İletişim alanındaki önemli gelişmeler, dünyayı hayli küçülttü. Dev uydular kanalıyla yapılan haberleşme ve yayıncılık, insanları, kültürleri, teknolojileri de birbirine yakınlaştırdı.

İnsanlar kendilerine sunulan sloganları, kolay tanımları, reçete ve formülleri hemen kabulleniyor. Zihni emek gerektirmeden bu kalıpları özümseme yönüne gitmeye başlıyor.

Televizyon kanallarında kültür ve eğitim ağırlığı içermeyen programlar, adeta insanların düşüncesini tutsak alıyor.

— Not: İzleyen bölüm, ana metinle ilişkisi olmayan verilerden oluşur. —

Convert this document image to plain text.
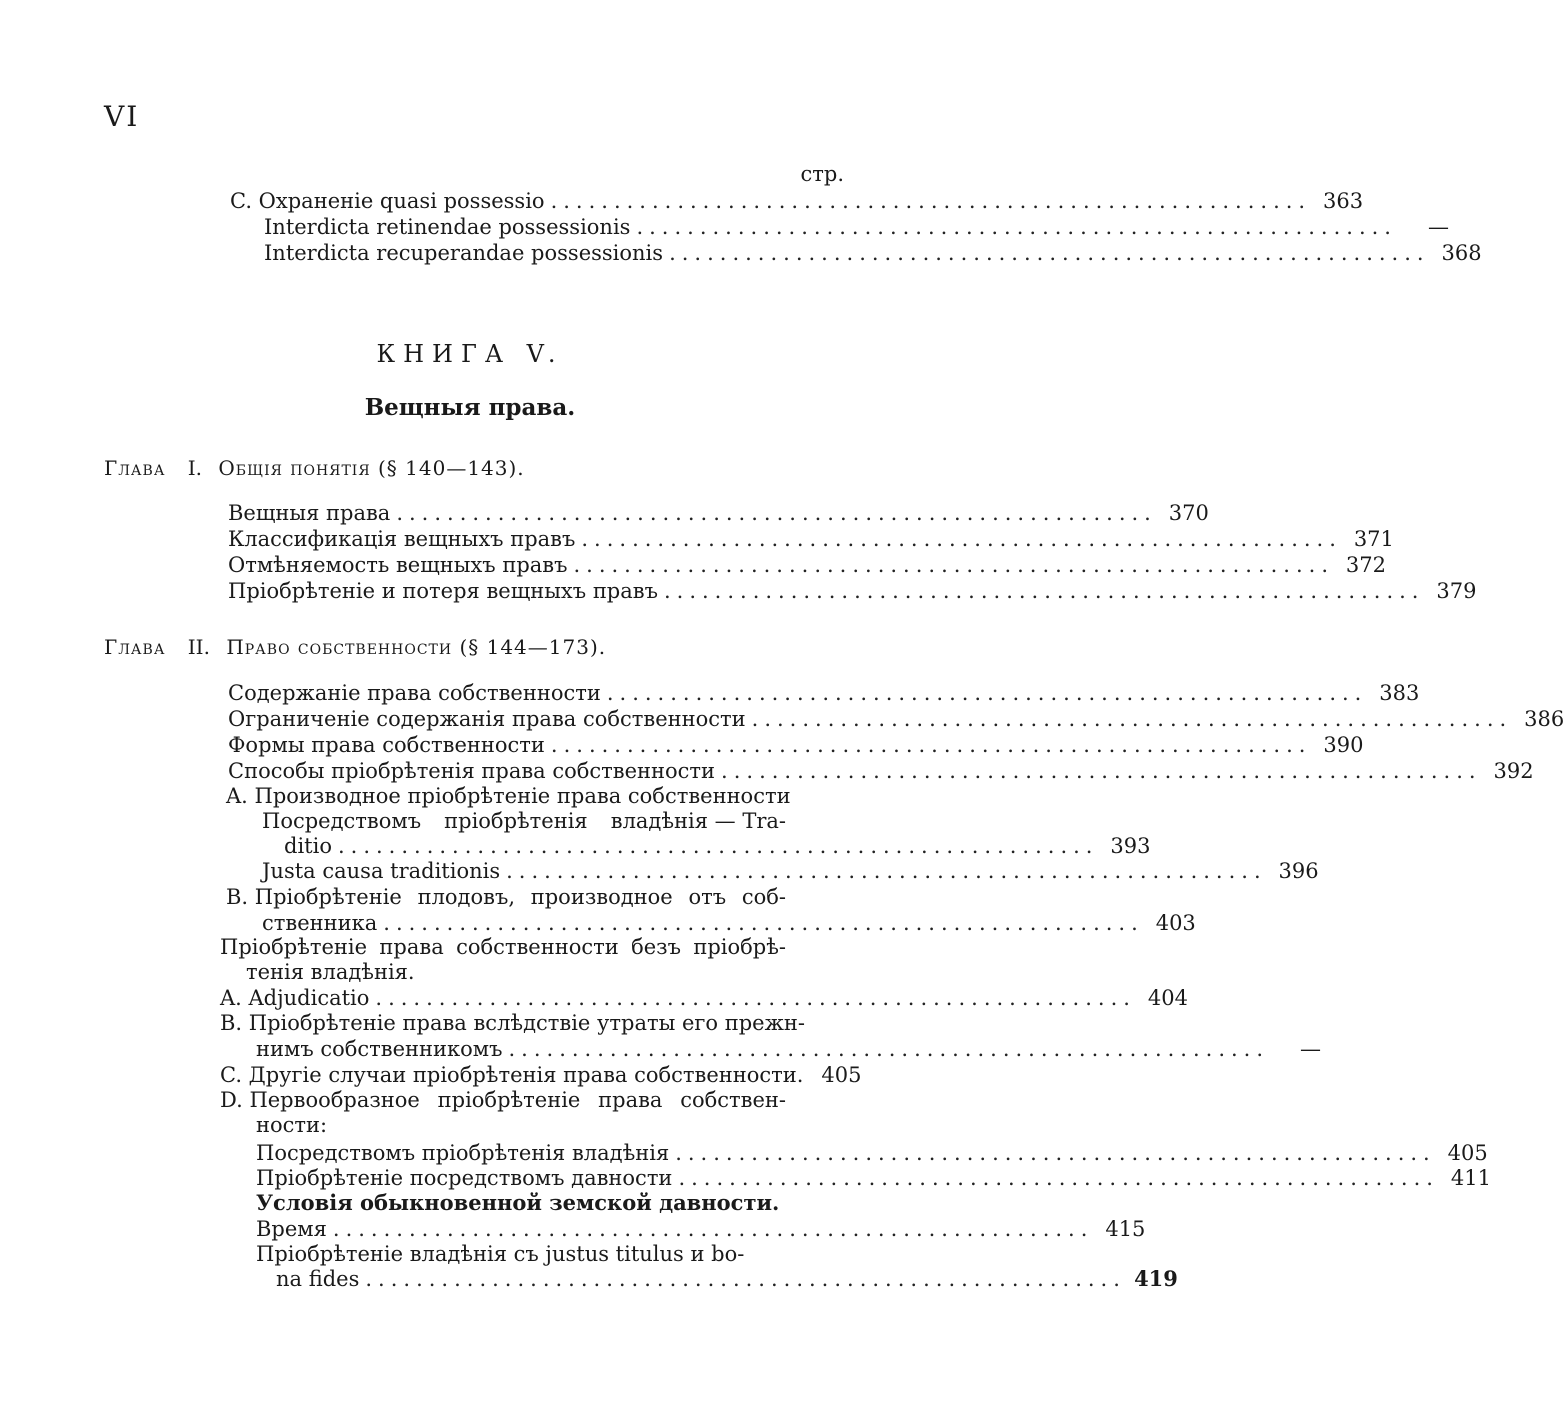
VI
стр.
C. Охраненіе quasi possessio ............................................................ 363
Interdicta retinendae possessionis ............................................................	—
Interdicta recuperandae possessionis ............................................................ 368
КНИГА V.
Вещныя права.
Глава I. Общія понятія (§ 140—143).
Вещныя права ............................................................ 370
Классификація вещныхъ правъ ............................................................ 371
Отмѣняемость вещныхъ правъ ............................................................ 372
Пріобрѣтеніе и потеря вещныхъ правъ ............................................................ 379
Глава II. Право собственности (§ 144—173).
Содержаніе права собственности ............................................................ 383
Ограниченіе содержанія права собственности ............................................................ 386
Формы права собственности ............................................................ 390
Способы пріобрѣтенія права собственности ............................................................ 392
A. Производное пріобрѣтеніе права собственности
Посредствомъ пріобрѣтенія владѣнія — Tra-
ditio ............................................................ 393
Justa causa traditionis ............................................................ 396
B. Пріобрѣтеніе плодовъ, производное отъ соб-
ственника ............................................................ 403
Пріобрѣтеніе права собственности безъ пріобрѣ-
тенія владѣнія.
A. Adjudicatio ............................................................ 404
B. Пріобрѣтеніе права вслѣдствіе утраты его прежн-
нимъ собственникомъ ............................................................	—
C. Другіе случаи пріобрѣтенія права собственности. 405
D. Первообразное пріобрѣтеніе права собствен-
ности:
Посредствомъ пріобрѣтенія владѣнія ............................................................ 405
Пріобрѣтеніе посредствомъ давности ............................................................ 411
Условія обыкновенной земской давности.
Время ............................................................ 415
Пріобрѣтеніе владѣнія съ justus titulus и bo-
na fides ............................................................ 419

Kısaca tüketim toplumunun insanı fazla kitap okuyamıyor. Oysa düşünen, üreten insanın temel gıdası kitaplardır.

Özü olmayan yüzeysel ve sığ fikirlerin, kolaycılığın topluma egemen olmaması, kitap okumakla mümkündür. İnsanlık tarım toplumundan, sanayi toplumuna, oradan da bilgi toplumuna ulaşmıştır.

Çağımız bilgi çağı. Bilginin depolandığı, insanların hizmetine sunulduğu yerler kütüphanelerdir. Kütüphane bilgi ortamı; kütüphanecilik de bilgi mesleğidir. Bilgi insan beyni tarafından üretilen tek üründür. Üstelik bilginin bir önemli özelliği de kullanıldıkça tükenmeyen, aksine çoğalan, yepyeni biçimler alarak yeni bilgiler doğuran tek ürün olmasıdır.

Dünyayı, okuyan toplumlar yönetiyor. Her şeyden önce insanımıza kitap okuma alışkanlığı vermeliyiz. Bunun yolu kütüphanelerden geçmektedir. Bilgi toplumunda insanın değeri arttı. Bilgili insan, bilmiş insan değil, bilgideki değişimi izleyebilen insandır.

Ulu önder M. Kemal ATATÜRK 'Hayatta En Hakiki Mürşit İlimdir.' demiştir. İlmin aydınlık yolunda sesimizi, soluğumuzu, yüzyılların ötesine taşımamız okuyan, düşünen, üreten bir toplum olmamıza bağlıdır.

Gelişme ve iletişim araçlarının yaygınlığı ne kadar çok hızlı akarsa aksın, dünyayı, sosyal çevreyi ve insanları tanımanın en kısa yolu kitapları okumaktan geçmektedir.